Timing can be everything when it comes to investing. Buying a good stock at its peak can return a loss while buying an underperforming stock at its low can lead to a profit. While you don't necessarily want to wait for the perfect opportunity and miss out on potential gains along the way, you also don't want to neglect what could be a rare chance to buy stocks near their lows.

That's the opportunity presented today, with panic selling in the markets creating many attractive buying opportunities. Below are two of the better stocks that investors can buy today with the potential to double in value.

1. Curaleaf Holdings

Curaleaf Holdings (CURLF -2.56%) has shed 60% of its value over the past 12 months. It's nowhere near the sell-off of some marijuana stocks, and even the broad Horizons Marijuana Life Sciences ETF is down much more during this time -- around 80%. However, Curaleaf is also a likely candidate to come out of this market crash. It may take a while to do so, but the company could be in a terrific position, and it wouldn't be surprising to see its share price double within even the next 12 months. The one caveat there, however, is that the longer the coronavirus outbreak keeps investors on edge, the longer it may take for Curaleaf to rally.

But time is something the company has. In Curaleaf's third-quarter results, it recorded more than $91 million in cash and cash equivalents. Meanwhile, the company burned through $20 million in cash from its day-to-day activities over a nine-month period ending Sept. 30, 2019. That's a healthy buffer, and it's important especially since cash flow is a sensitive topic in the industry these days. Investment bank Ello Capital anticipates that some cannabis companies could run out of cash within months. As long as Curaleaf can weather this storm, it should come out a lot stronger once the market starts showing signs of recovery.

Close-up of a cannabis plant

Image source: Getty Images.

Curaleaf has acquisitions pending that will lead to significant growth in the company's top line once the transactions are complete. The company's pro forma revenue in Q3 was $129 million, which is what its sales would be with all of its acquisitions. To put that into perspective: Canopy Growth (CGC 1.28%) recorded net revenue of 124 million Canadian dollars in its most recent quarterly results.

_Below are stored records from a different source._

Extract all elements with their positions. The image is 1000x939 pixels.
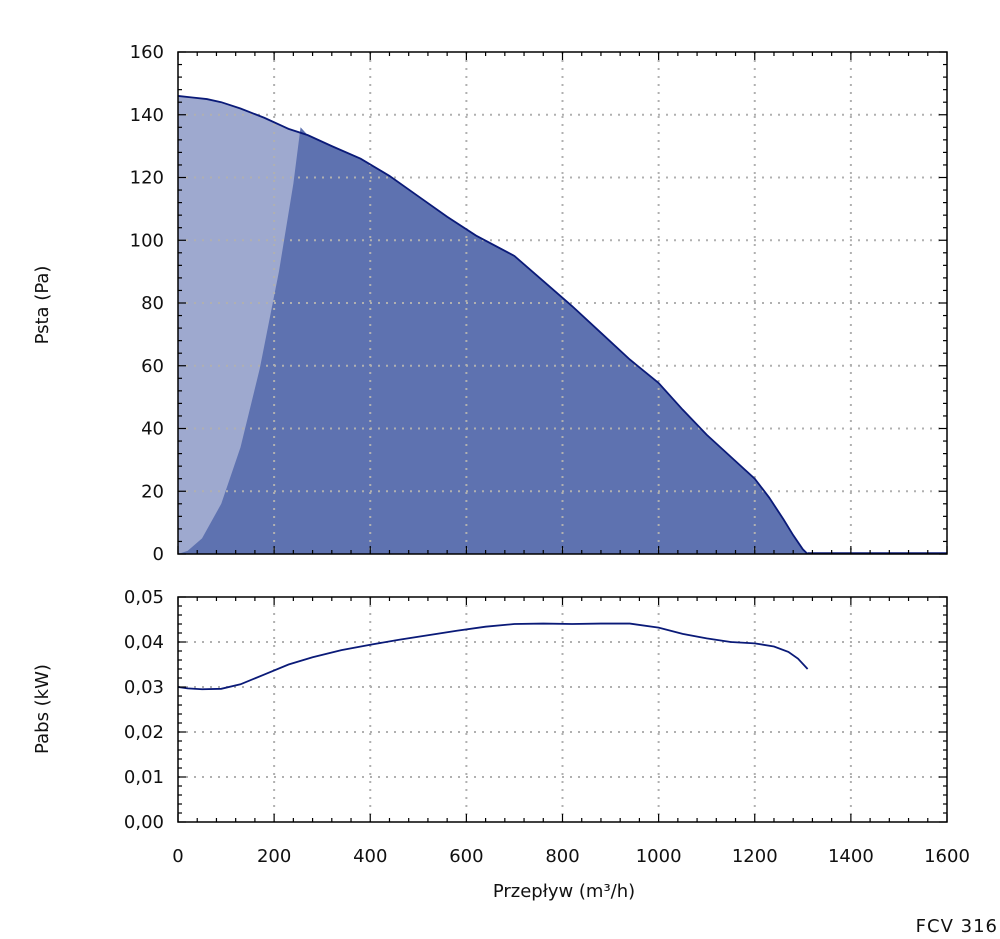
power-axis-label: Pabs (kW) — [32, 664, 53, 754]
x-tick-label: 200 — [257, 846, 291, 867]
y-tick-label: 40 — [141, 419, 164, 440]
fan-curve-line — [177, 95, 809, 555]
x-tick-label: 0 — [172, 846, 183, 867]
y-tick-label: 20 — [141, 481, 164, 502]
pressure-plot: 0 20 40 60 80 100 120 140 160 — [130, 42, 948, 565]
x-tick-label: 800 — [545, 846, 579, 867]
pressure-axis-label: Psta (Pa) — [32, 266, 53, 345]
x-tick-label: 400 — [353, 846, 387, 867]
x-tick-label: 1400 — [828, 846, 874, 867]
y-tick-label: 100 — [130, 230, 164, 251]
y-tick-label: 0,03 — [124, 677, 164, 698]
y-tick-label: 0,01 — [124, 767, 164, 788]
y-tick-label: 0,05 — [124, 587, 164, 608]
x-tick-label: 1000 — [636, 846, 682, 867]
y-tick-label: 0,00 — [124, 812, 164, 833]
y-tick-label: 160 — [130, 42, 164, 63]
y-tick-label: 0,04 — [124, 632, 164, 653]
power-plot: 0,00 0,01 0,02 0,03 0,04 0,05 0 200 400 600 800 100… — [124, 587, 970, 867]
flow-axis-label: Przepływ (m³/h) — [493, 881, 635, 902]
y-tick-label: 140 — [130, 105, 164, 126]
y-tick-label: 0 — [153, 544, 164, 565]
y-tick-label: 0,02 — [124, 722, 164, 743]
y-tick-label: 60 — [141, 356, 164, 377]
model-code: FCV 316 — [915, 916, 998, 937]
working-area — [178, 127, 808, 555]
x-tick-label: 1200 — [732, 846, 778, 867]
power-curve-line — [177, 622, 809, 691]
y-tick-label: 120 — [130, 168, 164, 189]
x-tick-label: 1600 — [924, 846, 970, 867]
x-tick-label: 600 — [449, 846, 483, 867]
y-tick-label: 80 — [141, 293, 164, 314]
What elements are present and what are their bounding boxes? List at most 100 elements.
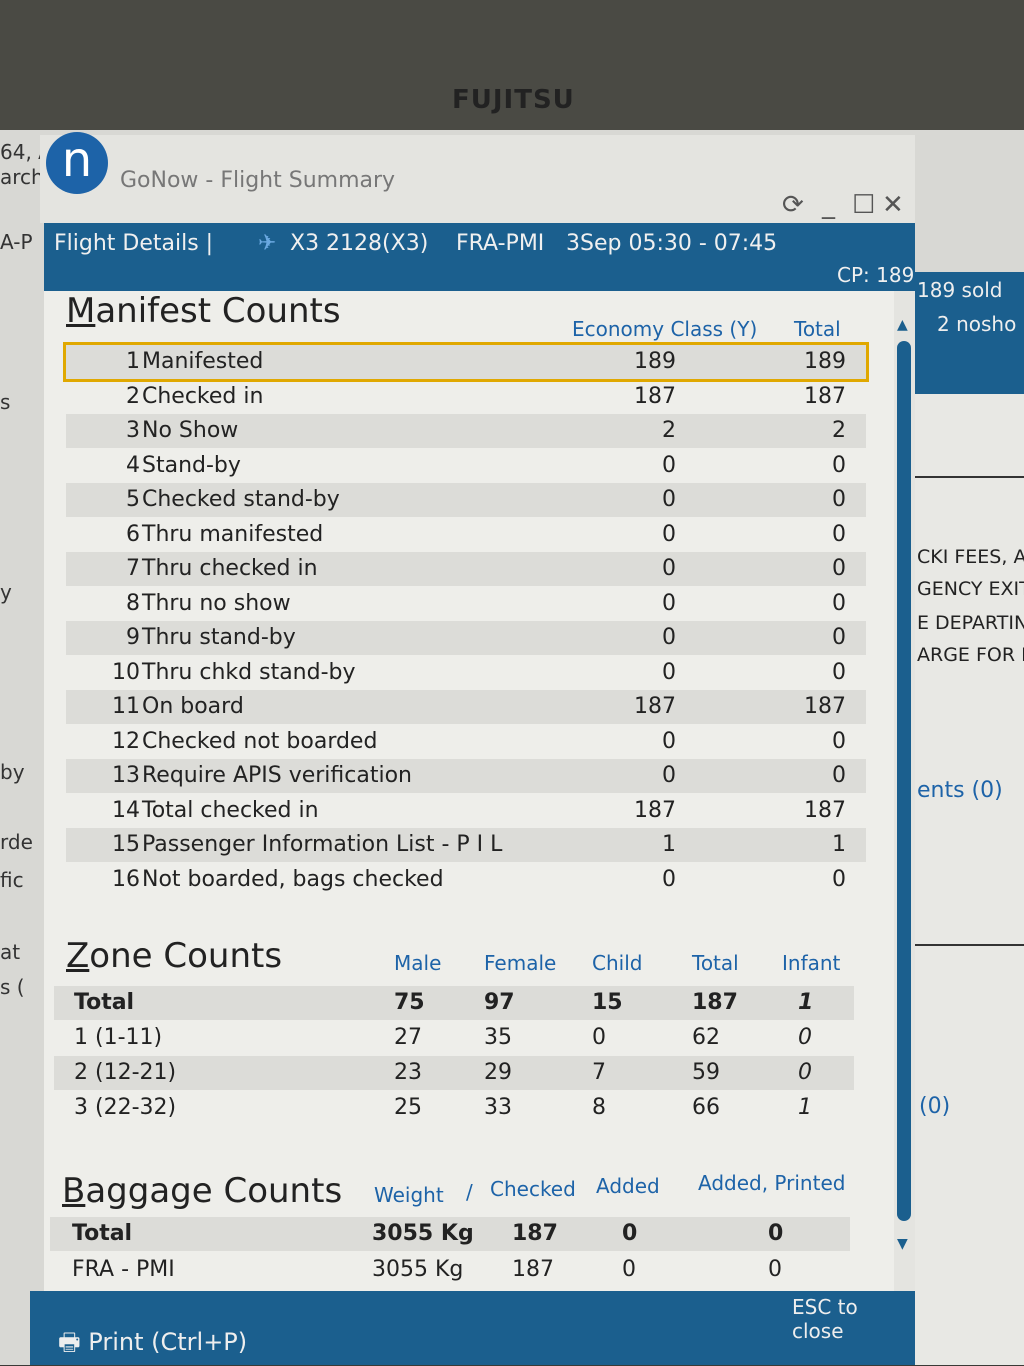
- capacity: CP: 189: [837, 263, 915, 287]
- zone-value: 0: [592, 1025, 606, 1050]
- maximize-button[interactable]: ☐: [852, 190, 876, 220]
- baggage-row[interactable]: Total 3055 Kg 187 0 0: [50, 1217, 850, 1251]
- manifest-title: Manifest Counts: [66, 291, 341, 331]
- fragment-text: by: [0, 760, 25, 784]
- attachments-link[interactable]: ents (0): [917, 778, 1003, 803]
- manifest-row[interactable]: 16 Not boarded, bags checked 0 0: [66, 863, 866, 897]
- total-value: 0: [832, 625, 846, 650]
- manifest-row[interactable]: 4 Stand-by 0 0: [66, 449, 866, 483]
- manifest-row[interactable]: 10 Thru chkd stand-by 0 0: [66, 656, 866, 690]
- row-number: 3: [126, 418, 140, 443]
- manifest-row[interactable]: 5 Checked stand-by 0 0: [66, 483, 866, 517]
- zone-row[interactable]: 3 (22-32) 25 33 8 66 1: [54, 1091, 854, 1125]
- dialog-footer: 🖶 Print (Ctrl+P) ESC to close: [30, 1291, 915, 1365]
- print-label: Print (Ctrl+P): [88, 1328, 248, 1356]
- baggage-row[interactable]: FRA - PMI 3055 Kg 187 0 0: [50, 1253, 850, 1287]
- row-number: 1: [126, 349, 140, 374]
- refresh-icon[interactable]: ⟳: [782, 190, 804, 220]
- remark-line: CKI FEES, AI: [917, 546, 1024, 568]
- manifest-row[interactable]: 15 Passenger Information List - P I L 1 1: [66, 828, 866, 862]
- row-label: Checked stand-by: [142, 487, 340, 512]
- zone-row[interactable]: 1 (1-11) 27 35 0 62 0: [54, 1021, 854, 1055]
- economy-value: 0: [662, 866, 676, 892]
- manifest-row[interactable]: 6 Thru manifested 0 0: [66, 518, 866, 552]
- total-value: 187: [804, 383, 846, 409]
- row-number: 11: [112, 694, 140, 719]
- zone-value: 23: [394, 1060, 422, 1085]
- row-label: Manifested: [142, 349, 264, 374]
- baggage-value: 187: [512, 1221, 558, 1246]
- zone-value: 0: [798, 1025, 812, 1050]
- row-label: On board: [142, 694, 244, 719]
- total-value: 0: [832, 590, 846, 616]
- window-titlebar: [40, 135, 915, 223]
- zone-row[interactable]: Total 75 97 15 187 1: [54, 986, 854, 1020]
- scroll-up-icon[interactable]: ▲: [897, 317, 908, 333]
- economy-value: 2: [662, 418, 676, 443]
- esc-close-hint: ESC to close: [792, 1295, 858, 1343]
- zone-value: 1: [798, 990, 814, 1015]
- fragment-text: 64, A: [0, 140, 40, 164]
- printer-icon: 🖶: [58, 1328, 81, 1356]
- economy-value: 0: [662, 556, 676, 581]
- total-value: 0: [832, 763, 846, 788]
- manifest-row[interactable]: 2 Checked in 187 187: [66, 380, 866, 414]
- row-number: 15: [112, 832, 140, 857]
- economy-value: 0: [662, 763, 676, 788]
- baggage-label: Total: [72, 1221, 133, 1246]
- fragment-text: at: [0, 940, 21, 964]
- baggage-value: 0: [622, 1221, 638, 1246]
- baggage-value: 0: [768, 1221, 784, 1246]
- col-economy: Economy Class (Y): [572, 317, 758, 341]
- manifest-row[interactable]: 9 Thru stand-by 0 0: [66, 621, 866, 655]
- zone-value: 66: [692, 1095, 720, 1120]
- manifest-row[interactable]: 11 On board 187 187: [66, 690, 866, 724]
- baggage-title: Baggage Counts: [62, 1171, 343, 1211]
- economy-value: 187: [634, 383, 676, 409]
- total-value: 0: [832, 659, 846, 685]
- total-value: 2: [832, 418, 846, 443]
- window-title: GoNow - Flight Summary: [120, 168, 396, 193]
- economy-value: 0: [662, 728, 676, 754]
- economy-value: 0: [662, 659, 676, 685]
- zone-col-header: Total: [692, 951, 739, 975]
- manifest-row[interactable]: 7 Thru checked in 0 0: [66, 552, 866, 586]
- scrollbar-thumb[interactable]: [897, 341, 911, 1221]
- manifest-row[interactable]: 3 No Show 2 2: [66, 414, 866, 448]
- manifest-row[interactable]: 14 Total checked in 187 187: [66, 794, 866, 828]
- row-number: 9: [126, 625, 140, 650]
- manifest-row[interactable]: 12 Checked not boarded 0 0: [66, 725, 866, 759]
- baggage-col-header: Checked: [490, 1177, 576, 1201]
- baggage-col-header: Added: [596, 1174, 660, 1198]
- row-number: 14: [112, 797, 140, 823]
- row-number: 12: [112, 728, 140, 754]
- economy-value: 187: [634, 797, 676, 823]
- manifest-row[interactable]: 13 Require APIS verification 0 0: [66, 759, 866, 793]
- print-button[interactable]: 🖶 Print (Ctrl+P): [58, 1325, 247, 1366]
- fragment-text: arch: [0, 165, 40, 189]
- app-logo: n: [46, 132, 108, 194]
- row-label: Checked not boarded: [142, 728, 378, 754]
- other-link[interactable]: (0): [919, 1094, 951, 1119]
- airline-icon: ✈: [258, 231, 277, 256]
- scroll-down-icon[interactable]: ▼: [897, 1236, 908, 1252]
- manifest-row[interactable]: 1 Manifested 189 189: [63, 342, 869, 382]
- col-total: Total: [794, 317, 841, 341]
- close-button[interactable]: ✕: [882, 190, 904, 220]
- manifest-row[interactable]: 8 Thru no show 0 0: [66, 587, 866, 621]
- total-value: 187: [804, 694, 846, 719]
- row-number: 10: [112, 659, 140, 685]
- zone-row[interactable]: 2 (12-21) 23 29 7 59 0: [54, 1056, 854, 1090]
- row-label: Require APIS verification: [142, 763, 412, 788]
- zone-col-header: Child: [592, 951, 643, 975]
- fragment-text: rde: [0, 830, 33, 854]
- economy-value: 187: [634, 694, 676, 719]
- zone-col-header: Female: [484, 951, 557, 975]
- scrollbar[interactable]: ▲ ▼: [894, 291, 915, 1291]
- minimize-button[interactable]: _: [822, 190, 835, 220]
- total-value: 1: [832, 832, 846, 857]
- remark-line: ARGE FOR P: [917, 644, 1024, 666]
- row-label: Stand-by: [142, 452, 241, 478]
- zone-col-header: Infant: [782, 951, 841, 975]
- row-label: Thru no show: [142, 590, 291, 616]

Investors often see the Canadian pot producer as an industry leader, but Curaleaf's stature is rising in the industry, especially with such strong sales numbers. Currently, Canopy Growth trades at around 14 times its revenue. Curaleaf, meanwhile, trades at a much more modest seven times sales. If investors were to value Curaleaf at a multiple similar to Canopy Growth, the stock would easily double. And that's with the industry seeing a lot of bearish activity over the past year.

Curaleaf arguably has more lucrative opportunities in the U.S. market as well. Now that its acquisition of Cura Partners is complete, the company can make a large dent in the California market; a case could be made that Curaleaf's stock should be more valuable than Canopy Growth's.

2. Snap

Snap (SNAP -4.04%) hasn't crashed as badly as any pot stock, but it's still down 14% over the past 12 months. That's right in line with the S&P 500's decline of 15%. It was only about a month ago that Snap's shares were trading at more than $17, nearly double what they are worth today. Snap's business didn't fundamentally change -- it's just the bearishness in the market that is sending shares of Snap and other stocks into the gutter. The good news is that when stocks fall for no apparent reason, they're often more likely to recover with the market as well.

The company reported 281 million daily active users in the fourth-quarter results it released on Feb. 4. And although its revenue fell slightly short of expectations, missing by just $2 million, the company's adjusted earnings per share of $0.03 showed progress and beat analysts' expectations of $0.01. Snap was making progress until the panic surrounding the coronavirus put an end to that. But ironically, it may help the company rebound as well. As more people are staying home and bored, an app like Snap may rise in popularity and potentially see an uptick in usage.

A strong earnings report can be all that Snap needs to get back on a positive trajectory. But even as the markets come down, investors may start to be more bullish about Snap's value as it's trading within a few dollars of its 52-week low. It won't take much for Snap's shares to double from where they are today, and that's why the tech stock could be a great buy while its price stays around $10.